Long ago the little stock of goods which Abdul had brought from Zanzibar folded in a pocket-handkerchief, and with which he was about to buy ivory and slaves, and make his fortune in the famed land of Unyamwezi, had disappeared with the great eminent hopes he had built on them, like those of Alnaschar the unfortunate owner of crockery in the Arabian tale. He came to me as we prepared for the march, with a most dolorous tale about his approaching death, which he felt in his bones, and weary back: his legs would barely hold him up; in short, he had utterly collapsed - would I take mercy on him, and let him depart? The cause of this extraordinary request, so unlike the spirit with which he had left Zanzibar, eager to possess the ivory and slaves of Unyamwezi, was that on the last long march, two of my donkeys being dead, I had ordered that the two saddles which they had carried should be Abdul Kader's load to Unyanyembe. The weight of the saddles was 16 lbs., as the spring balance-scale indicated, yet Abdul Kader became weary of life, as, he counted the long marches that intervened between the mtoni and Unyanyembe. On the ground he fell prone, to kiss my feet, begging me in the name of God to permit him to depart.
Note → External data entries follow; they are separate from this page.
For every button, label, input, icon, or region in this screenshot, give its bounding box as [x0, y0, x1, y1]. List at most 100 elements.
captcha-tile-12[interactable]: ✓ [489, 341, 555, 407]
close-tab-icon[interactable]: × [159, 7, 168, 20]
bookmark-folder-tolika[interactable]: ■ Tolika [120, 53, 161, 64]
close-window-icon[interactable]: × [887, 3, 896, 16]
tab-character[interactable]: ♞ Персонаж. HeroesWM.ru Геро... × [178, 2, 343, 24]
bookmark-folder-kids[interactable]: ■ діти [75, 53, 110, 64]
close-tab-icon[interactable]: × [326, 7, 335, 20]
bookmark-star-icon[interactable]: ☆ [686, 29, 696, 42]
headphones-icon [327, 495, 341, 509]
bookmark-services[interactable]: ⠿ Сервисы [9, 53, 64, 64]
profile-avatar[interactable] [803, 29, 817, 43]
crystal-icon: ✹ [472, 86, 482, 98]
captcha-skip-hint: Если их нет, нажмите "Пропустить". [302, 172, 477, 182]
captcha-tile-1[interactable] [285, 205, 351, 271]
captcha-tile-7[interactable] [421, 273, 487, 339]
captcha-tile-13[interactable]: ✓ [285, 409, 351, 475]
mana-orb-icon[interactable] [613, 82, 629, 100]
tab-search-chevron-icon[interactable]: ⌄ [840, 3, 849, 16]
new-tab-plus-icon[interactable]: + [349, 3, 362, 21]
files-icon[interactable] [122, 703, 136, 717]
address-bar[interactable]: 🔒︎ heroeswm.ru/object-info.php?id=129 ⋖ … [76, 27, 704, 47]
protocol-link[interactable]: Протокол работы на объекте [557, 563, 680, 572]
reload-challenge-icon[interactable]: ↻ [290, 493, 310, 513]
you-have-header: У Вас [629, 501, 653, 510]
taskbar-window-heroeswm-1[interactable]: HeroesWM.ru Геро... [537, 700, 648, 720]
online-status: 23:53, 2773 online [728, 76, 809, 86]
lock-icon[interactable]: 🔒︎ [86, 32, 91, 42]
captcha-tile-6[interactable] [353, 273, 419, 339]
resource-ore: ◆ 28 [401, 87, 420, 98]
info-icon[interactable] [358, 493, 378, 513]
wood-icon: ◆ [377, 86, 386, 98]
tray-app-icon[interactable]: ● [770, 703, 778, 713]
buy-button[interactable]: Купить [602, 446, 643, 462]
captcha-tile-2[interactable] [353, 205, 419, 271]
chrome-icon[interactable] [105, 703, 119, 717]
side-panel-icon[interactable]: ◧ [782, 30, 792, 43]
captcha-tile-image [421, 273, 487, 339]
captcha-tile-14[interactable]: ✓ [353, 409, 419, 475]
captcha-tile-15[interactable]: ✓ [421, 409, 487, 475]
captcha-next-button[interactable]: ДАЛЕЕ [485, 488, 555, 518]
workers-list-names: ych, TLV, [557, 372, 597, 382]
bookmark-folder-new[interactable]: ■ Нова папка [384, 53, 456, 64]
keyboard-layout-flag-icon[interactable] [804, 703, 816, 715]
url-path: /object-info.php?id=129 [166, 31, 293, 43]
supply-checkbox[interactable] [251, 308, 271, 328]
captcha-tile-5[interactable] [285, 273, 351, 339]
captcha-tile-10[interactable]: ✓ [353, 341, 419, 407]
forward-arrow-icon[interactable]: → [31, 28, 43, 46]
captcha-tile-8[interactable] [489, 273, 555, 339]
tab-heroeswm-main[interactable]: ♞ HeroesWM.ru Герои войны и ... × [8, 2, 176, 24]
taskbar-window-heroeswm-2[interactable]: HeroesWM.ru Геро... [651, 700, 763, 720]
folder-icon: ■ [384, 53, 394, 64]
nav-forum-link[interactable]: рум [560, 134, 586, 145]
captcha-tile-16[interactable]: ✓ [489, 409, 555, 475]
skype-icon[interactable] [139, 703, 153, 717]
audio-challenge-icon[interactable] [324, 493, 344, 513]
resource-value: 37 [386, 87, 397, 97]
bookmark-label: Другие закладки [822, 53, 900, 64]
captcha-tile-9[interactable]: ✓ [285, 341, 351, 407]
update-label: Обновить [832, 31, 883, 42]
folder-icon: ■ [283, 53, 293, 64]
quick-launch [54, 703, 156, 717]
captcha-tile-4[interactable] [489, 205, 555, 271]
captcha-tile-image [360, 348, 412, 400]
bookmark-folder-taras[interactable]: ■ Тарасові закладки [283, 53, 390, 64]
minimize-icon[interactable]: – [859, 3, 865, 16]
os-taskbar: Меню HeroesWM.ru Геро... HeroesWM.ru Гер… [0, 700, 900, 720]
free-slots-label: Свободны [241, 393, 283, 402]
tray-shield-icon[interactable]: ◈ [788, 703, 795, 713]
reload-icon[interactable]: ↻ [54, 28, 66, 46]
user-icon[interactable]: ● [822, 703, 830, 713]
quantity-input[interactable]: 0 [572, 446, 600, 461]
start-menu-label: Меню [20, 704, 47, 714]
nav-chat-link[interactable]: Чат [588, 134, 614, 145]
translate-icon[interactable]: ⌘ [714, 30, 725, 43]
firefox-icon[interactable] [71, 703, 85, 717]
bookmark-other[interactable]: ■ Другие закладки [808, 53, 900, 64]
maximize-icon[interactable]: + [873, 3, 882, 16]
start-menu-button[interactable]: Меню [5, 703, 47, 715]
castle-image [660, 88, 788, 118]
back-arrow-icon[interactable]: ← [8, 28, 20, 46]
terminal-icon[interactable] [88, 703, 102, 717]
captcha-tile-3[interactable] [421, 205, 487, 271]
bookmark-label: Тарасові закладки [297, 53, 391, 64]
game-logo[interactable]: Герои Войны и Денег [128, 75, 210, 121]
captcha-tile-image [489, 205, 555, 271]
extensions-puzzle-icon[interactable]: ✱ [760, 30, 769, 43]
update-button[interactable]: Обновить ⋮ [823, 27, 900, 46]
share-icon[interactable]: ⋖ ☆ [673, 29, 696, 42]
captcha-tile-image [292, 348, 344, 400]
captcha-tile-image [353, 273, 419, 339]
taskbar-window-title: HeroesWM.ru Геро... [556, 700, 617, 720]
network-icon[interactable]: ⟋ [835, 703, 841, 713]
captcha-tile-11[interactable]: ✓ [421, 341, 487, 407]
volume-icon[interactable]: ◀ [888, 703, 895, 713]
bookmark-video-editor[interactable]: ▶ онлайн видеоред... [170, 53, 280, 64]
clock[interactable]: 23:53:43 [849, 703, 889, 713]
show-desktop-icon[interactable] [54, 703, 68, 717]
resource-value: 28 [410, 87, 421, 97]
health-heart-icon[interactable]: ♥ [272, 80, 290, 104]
As I had had some experience of Hindoos, Malabarese, and coolies in Abyssinia, I knew exactly how to deal with a case like this. Unhesitatingly I granted the request as soon as asked, for as much tired as Abdul Kader said he was of life, I was with Abdul Kader's worthlessness. But the Hindi did not want to be left in the jungle, he said, but, after arriving in Unyanyembe. "Oh," said I, "then you must reach Unyanyembe first; in the meanwhile you will carry those saddles there for the food which you must eat."
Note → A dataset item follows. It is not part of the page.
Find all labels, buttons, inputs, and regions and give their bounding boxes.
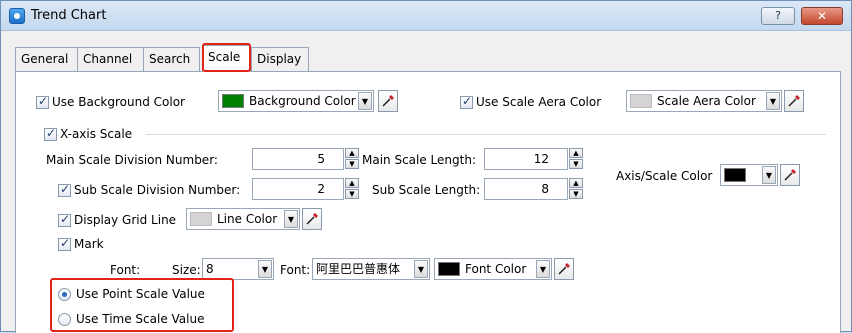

As the march to Rubuga was eighteen and three-quarter miles, the pagazis walked fast and long without resting.

Rubuga, in the days of Burton, according to his book, was a prosperous district. Even when we passed, the evidences of wealth and prosperity which it possessed formerly, were plain enough in the wide extent of its grain fields, which stretched to the right and left of the Unyanyembe road for many a mile. But they were only evidences of what once were numerous villages, a well- cultivated and populous district, rich in herds of cattle and stores of grain. All the villages are burnt down, the people have been driven north three or four days from Rubuga, the cattle were taken by force, the grain fields were left standing, to be overgrown with jungle and rank weeds. We passed village after village that had been burnt, and were mere blackened heaps of charred timber and smoked clay; field after field of grain ripe years ago was yet standing in the midst of a crop of gums and thorns, mimosa and kolquall.
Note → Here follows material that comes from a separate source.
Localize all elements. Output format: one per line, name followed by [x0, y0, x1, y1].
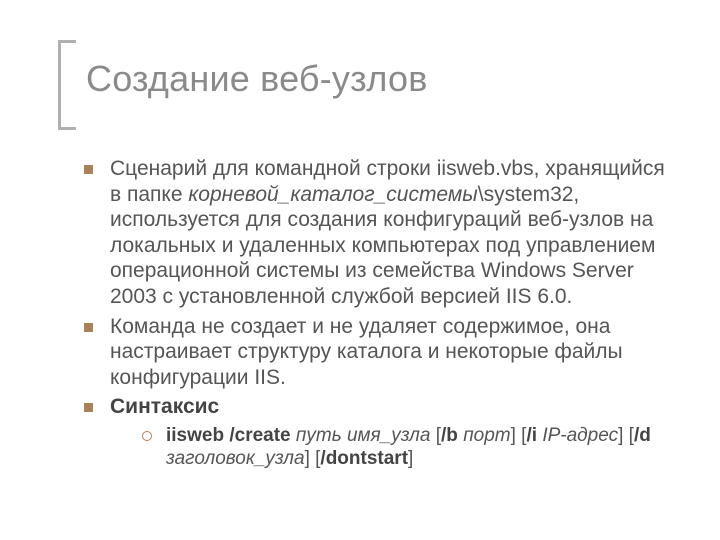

We arrived at the village, occupied by about sixty Wangwana, who have settled here to make a living by buying and selling ivory. Food is provided for them in the deserted fields of the people of Rubuga. We were very tired and heated from the long march, but the pagazis had all arrived by 3 p.m.

At the Wangwana village we met Amer bin Sultan, the very type of an old Arab sheikh, such as we read of in books, with a snowy beard, and a clean reverend face, who was returning to Zanzibar after a ten years' residence in Unyanyembe. He presented me with a goat; and a goatskin full of rice; a most acceptable gift in a place where a goat costs five cloths.